When most people think about real estate financing, they think about traditional bank loans. These loans are usually used to purchase a new property or to refinance an existing loan, and they may be available through larger or smaller banks as well as credit unions and other financial institutions. At some point, you may have stumbled across the term hard money loan. Perhaps a mortgage broker recommended that you look into hard money loans, or you may have come across the term through online research.
Hard money loans are significantly different than the typical real estate loan that you may be most familiar with, so it is important to learn as much as possible about them before you determine if they may be right for your situation. While they are unique, they serve a critical function for many loan applicants. To decide if a hard money is a reasonable financing solution to address your current financing needs, it is necessary to learn more about what they are, how they are used and how they are different from traditional real estate loans.
Understanding Residential and Commercial Hard Money Loans
Hard money loans can be used with both residential and commercial properties. However, each hard money lender may only accept specific property types, and you should not assume that every hard money lender has a financing option that is suitable for your needs. This is a special type of secured financing that uses real estate as collateral and that has a very short term. The term length is usually around one year long, but there are variations to this. Be aware that the term is rarely more than a couple of years long, but some lenders do grant requests for extensions.
In addition to the very short term length, there are other substantial differences between hard money loans and traditional bank loans. For example, a hard money loan is funded by a private investor or by a private lending company using its own money. In addition, these loans usually can close very quickly in comparison to a traditional bank loan. You can reasonably expect a hard money loan to close within a few weeks. The interest rate and loan fees are also higher in comparison to traditional bank loans. This difference in pricing between traditional bank loans and hard money loans is substantially related to the fact that hard money loans are used to fund scenarios that traditional banks turn down.
How Hard Money Loans Are Used
If you are familiar with traditional bank loans, you may be aware of the fact that banks have specific guidelines and that your loan request must fall within set parameters in order to be approved. Hard money lenders do not review loan requests in this way. Each loan request that is reviewed by a hard money lender is examined for its overall strengths and merits. Special situations are considered. In fact, special situations are the norm with hard money loans. These loans are commonly used with residential properties as short-term financing during a flip. They are also used in this same general manner for commercial properties, but the renovations or rehabilitation efforts are usually much more significant. Hard money loans can also be used on commercial properties that have been mismanaged and that have low occupancy and income numbers as a result. Essentially, hard money loans are used to reposition residential and commercial properties so that they are in good condition and perform as intended or desired. However, because hard money loans have a short term and a higher interest rate, applicants need to have an exit strategy in mind. The most common exit strategies include refinancing the hard money loan into a permanent loan or selling the property.

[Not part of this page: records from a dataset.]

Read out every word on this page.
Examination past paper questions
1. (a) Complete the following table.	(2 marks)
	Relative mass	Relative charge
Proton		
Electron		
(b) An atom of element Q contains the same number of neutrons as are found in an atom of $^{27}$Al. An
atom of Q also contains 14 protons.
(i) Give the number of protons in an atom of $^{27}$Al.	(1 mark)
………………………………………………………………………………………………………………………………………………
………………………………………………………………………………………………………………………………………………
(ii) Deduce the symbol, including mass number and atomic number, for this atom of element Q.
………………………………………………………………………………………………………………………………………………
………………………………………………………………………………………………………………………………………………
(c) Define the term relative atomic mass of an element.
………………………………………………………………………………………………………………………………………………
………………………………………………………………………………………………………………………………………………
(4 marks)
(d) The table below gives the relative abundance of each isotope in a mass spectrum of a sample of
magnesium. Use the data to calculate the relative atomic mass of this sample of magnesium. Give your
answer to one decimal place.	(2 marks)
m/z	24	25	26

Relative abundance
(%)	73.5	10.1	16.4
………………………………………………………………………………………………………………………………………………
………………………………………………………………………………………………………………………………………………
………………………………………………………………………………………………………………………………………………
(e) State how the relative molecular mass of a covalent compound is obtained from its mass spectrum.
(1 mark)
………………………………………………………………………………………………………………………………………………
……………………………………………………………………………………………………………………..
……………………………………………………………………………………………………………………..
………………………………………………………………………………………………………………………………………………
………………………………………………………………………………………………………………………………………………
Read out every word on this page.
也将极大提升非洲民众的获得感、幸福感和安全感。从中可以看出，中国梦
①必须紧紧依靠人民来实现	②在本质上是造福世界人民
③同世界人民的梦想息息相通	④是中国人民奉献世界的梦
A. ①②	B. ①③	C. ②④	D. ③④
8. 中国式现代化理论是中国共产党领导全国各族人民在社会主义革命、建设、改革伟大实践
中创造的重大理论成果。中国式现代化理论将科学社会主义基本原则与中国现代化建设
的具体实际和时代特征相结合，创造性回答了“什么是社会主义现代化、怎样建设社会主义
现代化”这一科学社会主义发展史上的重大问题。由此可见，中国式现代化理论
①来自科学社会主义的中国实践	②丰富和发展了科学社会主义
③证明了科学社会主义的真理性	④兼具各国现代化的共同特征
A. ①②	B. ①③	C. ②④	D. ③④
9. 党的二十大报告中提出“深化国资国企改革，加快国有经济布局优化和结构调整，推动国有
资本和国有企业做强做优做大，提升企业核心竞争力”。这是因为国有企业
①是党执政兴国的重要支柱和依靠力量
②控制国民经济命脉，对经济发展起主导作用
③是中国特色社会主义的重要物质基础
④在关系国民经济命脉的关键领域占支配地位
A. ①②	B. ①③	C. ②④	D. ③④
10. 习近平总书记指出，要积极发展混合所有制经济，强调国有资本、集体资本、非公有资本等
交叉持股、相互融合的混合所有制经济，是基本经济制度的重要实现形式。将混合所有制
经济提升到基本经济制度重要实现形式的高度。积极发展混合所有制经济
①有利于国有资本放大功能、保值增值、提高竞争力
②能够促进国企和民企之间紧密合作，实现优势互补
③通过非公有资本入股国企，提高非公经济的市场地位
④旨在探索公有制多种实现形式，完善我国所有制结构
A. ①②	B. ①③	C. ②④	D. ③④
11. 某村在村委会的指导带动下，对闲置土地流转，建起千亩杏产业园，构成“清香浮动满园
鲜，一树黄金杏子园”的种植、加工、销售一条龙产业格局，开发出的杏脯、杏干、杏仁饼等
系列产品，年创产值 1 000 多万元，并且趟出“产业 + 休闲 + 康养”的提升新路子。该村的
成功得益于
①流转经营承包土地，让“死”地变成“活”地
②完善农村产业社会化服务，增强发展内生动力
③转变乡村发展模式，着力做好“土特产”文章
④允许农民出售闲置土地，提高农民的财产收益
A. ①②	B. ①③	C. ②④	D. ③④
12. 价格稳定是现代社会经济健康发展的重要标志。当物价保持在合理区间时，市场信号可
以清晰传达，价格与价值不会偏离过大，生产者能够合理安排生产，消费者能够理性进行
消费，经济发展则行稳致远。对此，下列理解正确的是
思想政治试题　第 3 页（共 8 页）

The Benefits of Hard Money Loans
As you can see, hard money loans serve a special purpose. They fill a financial need for applicants whose projects do not qualify for permanent financing from a traditional bank. In addition, they are appealing to individuals who need a quick closing. For example, hard money loans may be used as temporary financing when a balloon payment is due very soon. After all, it may take an additional month or two longer for a traditional loan to be underwritten and approved. The interest rate may not be desirable, but remember that these are short-term loans. Many are also interest-only loans, which means that the payments may be more affordable than you might think.
If you believe that your current loan scenario may work well with a hard money loan, reach out to a few lenders to explore the options. Remember that hard money lenders are private parties, so there are not universal rules that apply to each one. If you get a negative response from one hard money lender, simply keep searching.